Many suppliers use house quality SIP's while other suppliers create their own build-ups using rigid insulations such as Celotex.
There is an argument that SIP's built garden offices are better insulated than traditional timber frame designs. With timber frames the insulation is packed between the framework this means that in the areas where there is wood there is no insulation which creates areas known as cold spots.
With SIP's there isn't the timber, so the insulation is continuous creating an envelope of insulation around the building, and no cold spots!
Many types of insulation are used in garden office construction.
There are lots of different insulation materials used in garden office design, and a supplier will make their choice based on cost, installation speed, performance and environmental credentials.
In a sense, all insulation is eco-friendly because it minimises the amount of energy needed to heat or cool the building. However, some insulation's are more eco-friendly in their production.
Rigid insulation boards - are the most used insulation used in garden office construction. This is because it achieves high u-values but is relatively thin meaning relatively thin walls are created.
Rigid insulation comes in several types the most basic being extruded polystyrene known as XPS insulation and expanded polystyrene known as EPS insulation. Polyurethane insulation known as PUR and polyisocyanurate known as PIR are better performing than the XPS and EPS variants and are usually faced with foil to add reflective insulation properties. The performance of the insulation can be hampered if this foil facing is damaged, so you don't want to see any dents and tears in the foil during construction.

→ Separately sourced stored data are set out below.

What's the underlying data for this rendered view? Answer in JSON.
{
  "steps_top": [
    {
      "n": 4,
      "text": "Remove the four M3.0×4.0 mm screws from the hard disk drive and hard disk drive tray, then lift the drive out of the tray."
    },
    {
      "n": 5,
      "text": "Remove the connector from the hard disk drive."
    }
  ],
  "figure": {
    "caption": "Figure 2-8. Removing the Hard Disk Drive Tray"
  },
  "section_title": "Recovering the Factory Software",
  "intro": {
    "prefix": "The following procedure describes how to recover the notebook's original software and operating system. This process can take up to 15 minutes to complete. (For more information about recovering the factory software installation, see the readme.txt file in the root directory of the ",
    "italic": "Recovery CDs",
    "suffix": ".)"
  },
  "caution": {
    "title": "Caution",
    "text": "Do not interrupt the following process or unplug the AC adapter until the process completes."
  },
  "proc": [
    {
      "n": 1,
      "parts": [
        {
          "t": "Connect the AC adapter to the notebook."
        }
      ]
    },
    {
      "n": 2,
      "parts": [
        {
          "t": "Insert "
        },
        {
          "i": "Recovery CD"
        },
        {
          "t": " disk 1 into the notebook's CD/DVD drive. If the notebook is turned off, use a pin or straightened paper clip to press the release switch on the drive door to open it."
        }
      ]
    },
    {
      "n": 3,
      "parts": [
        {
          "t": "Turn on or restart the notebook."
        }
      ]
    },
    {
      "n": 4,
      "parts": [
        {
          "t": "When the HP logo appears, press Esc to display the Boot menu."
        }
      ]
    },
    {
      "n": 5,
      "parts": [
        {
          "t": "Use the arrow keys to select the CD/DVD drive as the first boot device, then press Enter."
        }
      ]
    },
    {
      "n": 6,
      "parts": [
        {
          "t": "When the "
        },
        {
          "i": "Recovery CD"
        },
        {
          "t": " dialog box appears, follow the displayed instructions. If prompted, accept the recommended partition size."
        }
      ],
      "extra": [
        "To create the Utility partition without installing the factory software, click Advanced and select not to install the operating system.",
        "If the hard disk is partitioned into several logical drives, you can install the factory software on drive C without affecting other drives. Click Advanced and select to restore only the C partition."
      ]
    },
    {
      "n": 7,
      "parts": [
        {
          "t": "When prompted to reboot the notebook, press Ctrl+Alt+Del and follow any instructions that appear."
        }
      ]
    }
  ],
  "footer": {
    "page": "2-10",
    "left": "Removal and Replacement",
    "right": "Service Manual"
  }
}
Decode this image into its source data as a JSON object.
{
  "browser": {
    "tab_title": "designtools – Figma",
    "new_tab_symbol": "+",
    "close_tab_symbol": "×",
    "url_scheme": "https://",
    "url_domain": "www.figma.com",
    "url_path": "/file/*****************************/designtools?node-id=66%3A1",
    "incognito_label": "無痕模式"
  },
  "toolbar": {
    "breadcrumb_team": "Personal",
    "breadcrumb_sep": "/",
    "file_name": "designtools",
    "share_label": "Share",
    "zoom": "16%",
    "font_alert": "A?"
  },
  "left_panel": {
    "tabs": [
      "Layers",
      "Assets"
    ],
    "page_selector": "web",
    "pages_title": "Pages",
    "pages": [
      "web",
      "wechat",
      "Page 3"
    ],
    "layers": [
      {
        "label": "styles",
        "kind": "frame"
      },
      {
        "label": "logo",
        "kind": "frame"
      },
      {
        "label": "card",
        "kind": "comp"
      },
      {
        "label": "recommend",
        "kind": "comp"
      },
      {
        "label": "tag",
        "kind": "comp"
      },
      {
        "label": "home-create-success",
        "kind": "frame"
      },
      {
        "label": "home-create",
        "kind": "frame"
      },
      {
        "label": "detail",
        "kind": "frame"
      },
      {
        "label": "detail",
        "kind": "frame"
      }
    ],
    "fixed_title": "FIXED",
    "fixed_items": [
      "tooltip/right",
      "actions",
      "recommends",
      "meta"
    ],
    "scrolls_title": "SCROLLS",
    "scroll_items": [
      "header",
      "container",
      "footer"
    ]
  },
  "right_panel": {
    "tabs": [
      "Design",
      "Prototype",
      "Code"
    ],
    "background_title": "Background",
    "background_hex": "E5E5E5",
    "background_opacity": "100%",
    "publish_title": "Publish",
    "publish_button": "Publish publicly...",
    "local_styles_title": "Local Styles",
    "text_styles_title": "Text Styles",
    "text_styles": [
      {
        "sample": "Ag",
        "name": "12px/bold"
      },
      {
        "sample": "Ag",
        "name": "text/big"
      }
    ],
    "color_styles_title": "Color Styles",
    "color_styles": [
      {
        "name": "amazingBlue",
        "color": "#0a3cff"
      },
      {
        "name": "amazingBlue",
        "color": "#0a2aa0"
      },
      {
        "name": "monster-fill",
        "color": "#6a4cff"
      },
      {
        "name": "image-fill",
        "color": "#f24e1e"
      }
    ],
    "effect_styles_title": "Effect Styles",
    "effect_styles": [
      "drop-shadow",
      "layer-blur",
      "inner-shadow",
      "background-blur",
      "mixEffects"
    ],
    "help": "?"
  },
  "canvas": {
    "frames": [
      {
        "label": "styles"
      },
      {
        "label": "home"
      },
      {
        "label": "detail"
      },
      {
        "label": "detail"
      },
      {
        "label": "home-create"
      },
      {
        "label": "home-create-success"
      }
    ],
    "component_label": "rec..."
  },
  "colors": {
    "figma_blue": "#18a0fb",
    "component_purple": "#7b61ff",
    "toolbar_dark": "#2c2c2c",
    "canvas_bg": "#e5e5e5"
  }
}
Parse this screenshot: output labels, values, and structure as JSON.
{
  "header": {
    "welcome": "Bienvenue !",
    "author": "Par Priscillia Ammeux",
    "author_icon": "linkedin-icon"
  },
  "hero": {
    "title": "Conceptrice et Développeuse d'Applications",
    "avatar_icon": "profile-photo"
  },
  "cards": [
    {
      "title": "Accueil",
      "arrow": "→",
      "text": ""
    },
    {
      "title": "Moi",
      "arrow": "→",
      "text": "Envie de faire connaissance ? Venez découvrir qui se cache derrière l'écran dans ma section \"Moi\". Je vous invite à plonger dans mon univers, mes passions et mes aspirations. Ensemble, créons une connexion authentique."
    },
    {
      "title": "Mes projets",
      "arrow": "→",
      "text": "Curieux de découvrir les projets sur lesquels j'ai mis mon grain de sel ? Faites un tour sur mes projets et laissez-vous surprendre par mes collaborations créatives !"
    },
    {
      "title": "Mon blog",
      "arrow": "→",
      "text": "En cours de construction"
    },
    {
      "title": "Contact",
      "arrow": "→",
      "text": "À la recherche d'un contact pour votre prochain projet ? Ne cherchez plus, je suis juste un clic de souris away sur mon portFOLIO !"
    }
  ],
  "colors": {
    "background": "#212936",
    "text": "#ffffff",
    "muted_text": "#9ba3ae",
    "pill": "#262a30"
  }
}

Rigid insulation is a key component of a SIP
When comparing SIP’s built garden offices, it’s important to ask what the insulation is, some cheaper panels will have XSP or EPS insulation but SIP’s filled with PUR or PIR insulation, although more expensive will be better performing.
Mineral wool - although once popular, mineral wool is not often used in garden office construction. It has been superseded by the rigid insulation boards described above. Mineral wood comes in two types: glass mineral wool and rock wool. Glass mineral wool is made from recycled glass, sand and limestone and spun to form strands which are bonded together to form a mat. Rock wool is made from the recycled waste of blast furnaces.
Walls insulated with mineral wool are often thicker than those insulated with rigid insulation as a deeper thickness is needed to achieve the same u-value.
Reflective foils - Not commonly used in garden office design these days. Reflective foils work in a different way to mineral wool, and rigid insulation's in that they reduce radiant heat transfer. Reflective foils come in two types – foil-faced bubble wrap and multi-layered foils which are made up of sheets or foil and polyethene foam.
For reflective foils to work efficiently, one or both the faces should face an unventilated airspace. These foils are lightweight and create a thin wall structure.
Sheep's wool insulation - a few companies who design eco garden offices choose sheep's wool insulation. The fleeces are washed and made into mats which sit within the timber framework. There are a number of UK manufacturers of sheep's wool insulation, so it does not have too many miles to travel.
Recycled plastic bottle insulation - only offered by a few companies. The insulation mats are made from our plastic drinks bottles. The fibres are spun into mats which can be fitted between the framework.
Hemp insulation - only offered by a few companies who are eco-design conscious. Hemp is a plant which is easy to grow and absorbs CO2 as it grows. It is then harvested and made into mats which can be used as insulation.
A well insulated will cost more now but save you money in the long run
The best-insulated garden offices also tend to be the most expensive, and there are lots of more desirable features of a garden office to spend your money on! But, actually, the better insulated the building, the less it will cost to run in the long run, because it will require less energy to heat and cool the building.